Skirting the Law to Survive on the Border
The United States and Mexico are pouring money into a showcase experiment to rescue damaged economies on the Texas-Mexico border. But that experiment involves only two of the many towns that need help.
On a long stretch of the Rio Grande, there are U.S. citizens in dozens of towns, struggling and forced, they say, to break the law to survive. More on how they’re dealing with these economic hard times from Fronteras reporter Lorne Matalon of Marfa Public Radio.
What it Takes to Enroll a Child in a Gifted and Talented Class
In Houston, educators are trying to come up with ways to make the city’s gifted and talented program more diverse. Getting better information to parents is one way. Another proposal is to change the screening test. Right now, it can be very challenging to get a child of color into these classes but Lauren Isensee of Houston Public Media found one determined mother who managed to do just that.
Disagreement Over Remembrance of Selena 20 Years After Her Death
A Texas Monthly article about the singer Selena has caused a bit of a stir in Corpus Christi. The city’s Convention and Visitor’s Bureau has pulled its advertising in the magazine over what they say are unfair depictions of the organization and the city.
Selena Quintanilla Perez, or just Selena, is still known as the Queen of Tejano music, even 20 years after her death.
The article entitled Amor Prohibido asks who owns Selena’s legacy. It navigates contemporary official and not-so-official remembrances of the singer, and introduces fans, family, and drag impersonators. The man behind the words is Jeff Winkler, writer-at-large for Texas Monthly.

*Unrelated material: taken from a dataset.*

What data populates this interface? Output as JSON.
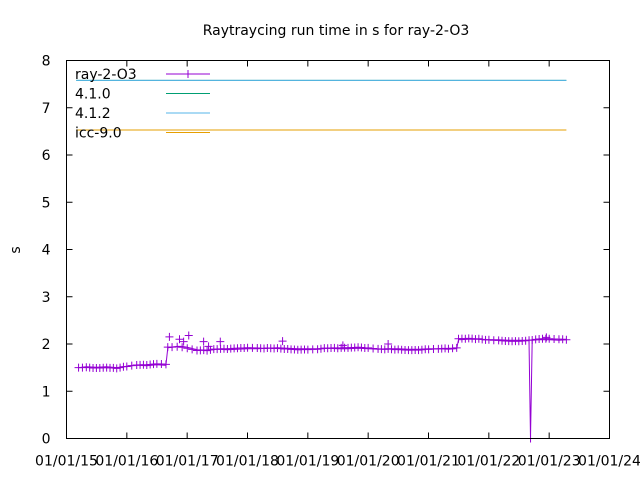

Dallas Studio Attracts Young Artists of Color
In Dallas two enterprising artists have opened what they are calling, “a do-it-yourself arts center.” Ash Studios, located a few blocks away from Fair Park, is not a glossy performance hall or museum, but it’s drawing all kinds of arts activity. In particular, the work of young artists of color. KERA’s Jerome Weeks recently visited the ramshackle, former metal-working shop on a very busy night.